Preventive Treatment Delays First Seizure Onset in Tuberous Sclerosis Complex

Erik Greb

October 22, 2020

In patients with tuberous sclerosis complex (TSC), preventive treatment with vigabatrin is safe and changes the natural history of seizures, according to research presented at the 2020 CNS-ICNA Conjoint Meeting, held virtually this year. This treatment strategy reduces the risk and severity of epilepsy, said the investigators.

As much as 90% of patients with TSC have epilepsy. Seizures generally start during infancy and are often resistant to medication. Clinicians are increasingly able to diagnose TSC prenatally, thus creating an opportunity for pursuing preventive strategies.

In the multicenter EPISTOP trial, Katarzyna Kotulska, MD, head of neurology and epileptology at Children's Memorial Health Institute in Warsaw, and colleagues compared the efficacy and safety of preventive vigabatrin treatment with those of conventional vigabatrin treatment in infants with TSC. The researchers followed 94 infants with TSC and without a history of seizures with monthly video EEG. Conventional treatment was initiated after the first electrographic or clinical seizure, and preventive treatment was administered when epileptiform discharges were visible on EEG but before the first seizure.

Six sites randomly assigned patients to treatment in a equal groups in a randomized, controlled trial.

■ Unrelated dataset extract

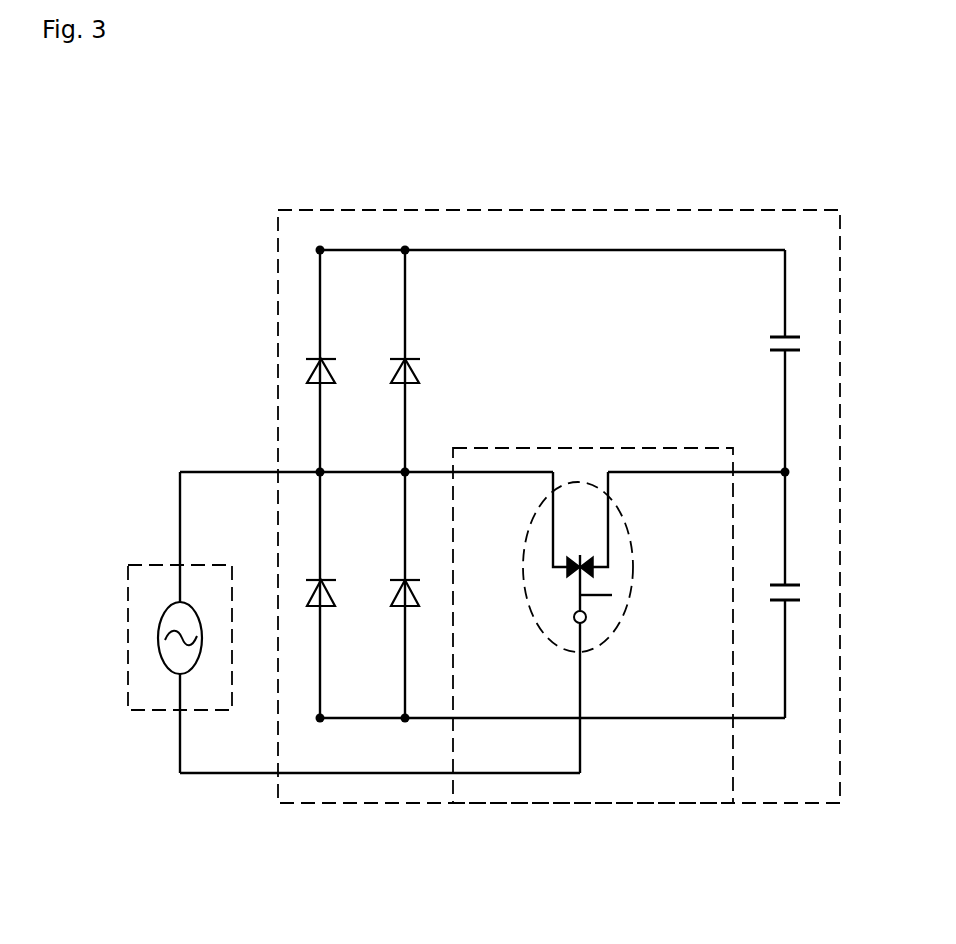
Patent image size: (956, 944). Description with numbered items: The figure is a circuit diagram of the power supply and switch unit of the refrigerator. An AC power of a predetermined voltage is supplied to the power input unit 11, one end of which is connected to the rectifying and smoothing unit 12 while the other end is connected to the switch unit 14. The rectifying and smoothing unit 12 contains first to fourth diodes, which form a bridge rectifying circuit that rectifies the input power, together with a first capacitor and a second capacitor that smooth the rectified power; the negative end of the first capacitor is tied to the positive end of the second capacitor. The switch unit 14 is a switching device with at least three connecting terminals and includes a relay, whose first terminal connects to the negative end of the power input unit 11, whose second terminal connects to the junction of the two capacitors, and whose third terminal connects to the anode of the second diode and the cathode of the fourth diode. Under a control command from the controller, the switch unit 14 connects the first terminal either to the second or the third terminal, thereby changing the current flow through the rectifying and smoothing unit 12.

The power input unit 11 is at (128, 672).
The rectifying and smoothing unit 12 is at (500, 210).
The switch unit 14 is at (633, 592).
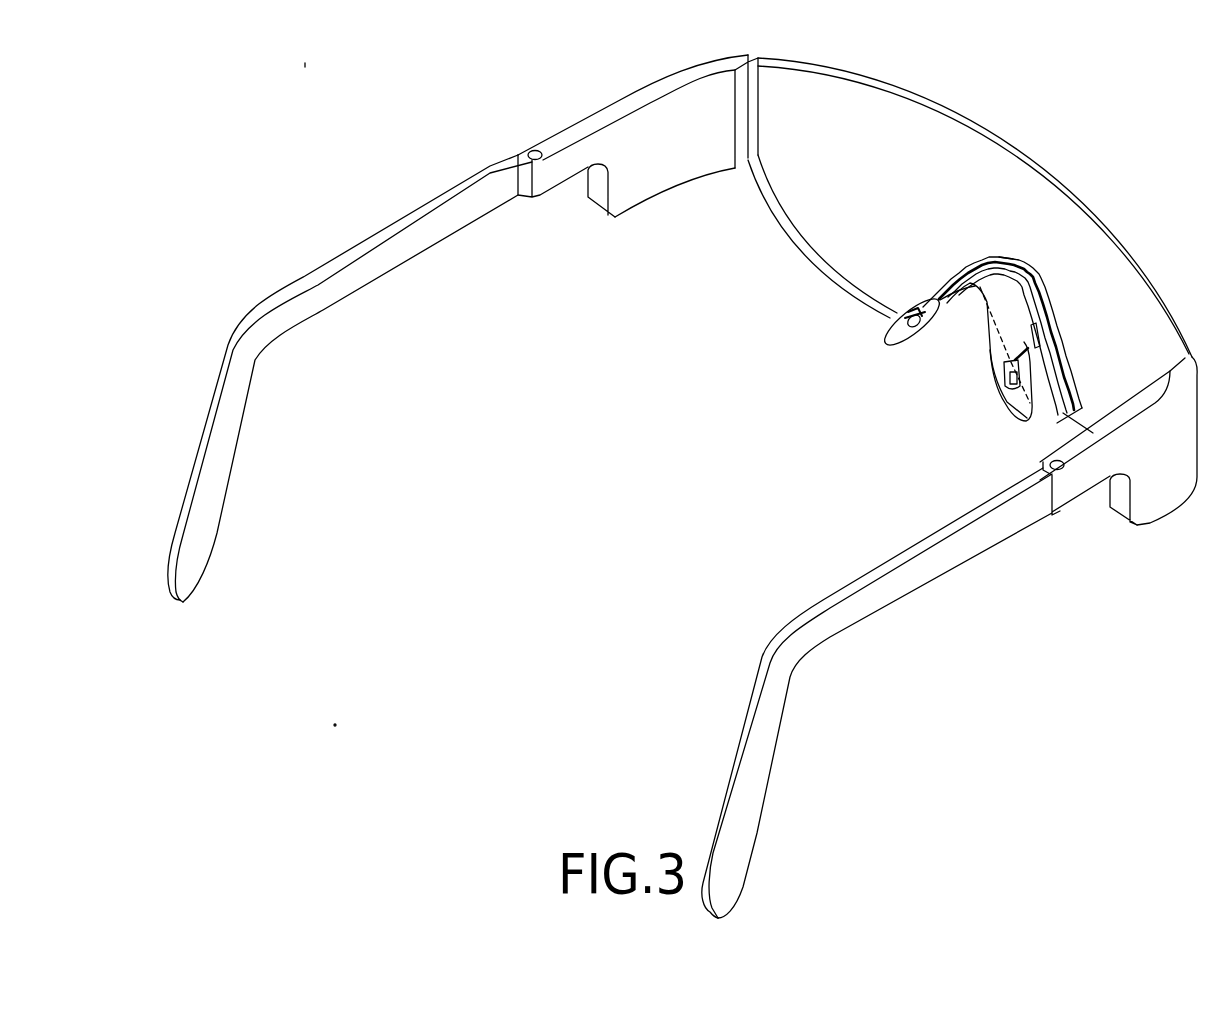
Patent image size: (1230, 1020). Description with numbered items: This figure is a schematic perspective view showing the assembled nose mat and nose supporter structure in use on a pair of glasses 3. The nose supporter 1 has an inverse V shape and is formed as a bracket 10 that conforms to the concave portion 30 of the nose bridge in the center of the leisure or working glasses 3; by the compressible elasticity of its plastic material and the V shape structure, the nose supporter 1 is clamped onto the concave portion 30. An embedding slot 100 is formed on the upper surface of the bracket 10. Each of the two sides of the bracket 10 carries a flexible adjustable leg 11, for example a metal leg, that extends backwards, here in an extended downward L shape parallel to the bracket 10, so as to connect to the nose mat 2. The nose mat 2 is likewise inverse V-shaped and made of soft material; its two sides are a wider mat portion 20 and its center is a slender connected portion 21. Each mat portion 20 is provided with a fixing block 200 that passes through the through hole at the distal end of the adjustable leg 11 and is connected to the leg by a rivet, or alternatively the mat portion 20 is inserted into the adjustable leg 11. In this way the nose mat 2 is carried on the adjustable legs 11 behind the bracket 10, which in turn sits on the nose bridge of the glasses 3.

At four other sites, treatment allocation was fixed in an open-label trial. All patients were followed until age 2 years. The study's primary endpoint was the time to first clinical seizure.

A total of 53 patients participated in the randomized, controlled trial, and 41 participated in the open-label study; 79 patients completed the study. Of this group, 25 received preventive treatment, 25 received conventional treatment, and 22 patients had seizures before epileptiform activity was detected on EEG. Seven patients had neither seizures nor abnormal EEG.

The time to first clinical seizure was significantly longer in patients who received preventive treatment, compared with those who received conventional treatment. In the randomized, controlled trial, time to first seizure was 364 days in the preventive treatment group and 124 days in the conventional treatment group. In the open-label trial, time to first seizure was 426 days in the preventive treatment group and 106 days in the conventional treatment group.

A pooled analysis indicated that, at 24 months, preventive treatment significantly reduced the risk of clinical seizures (odds ratio, 0.21), drug-resistant epilepsy (OR, 0.23), and infantile spasms (OR, 0). The investigators did not record any adverse events related to preventive treatment.

The study was funded by the 7th Framework Program of the European Union. Kotulska did not report any disclosures.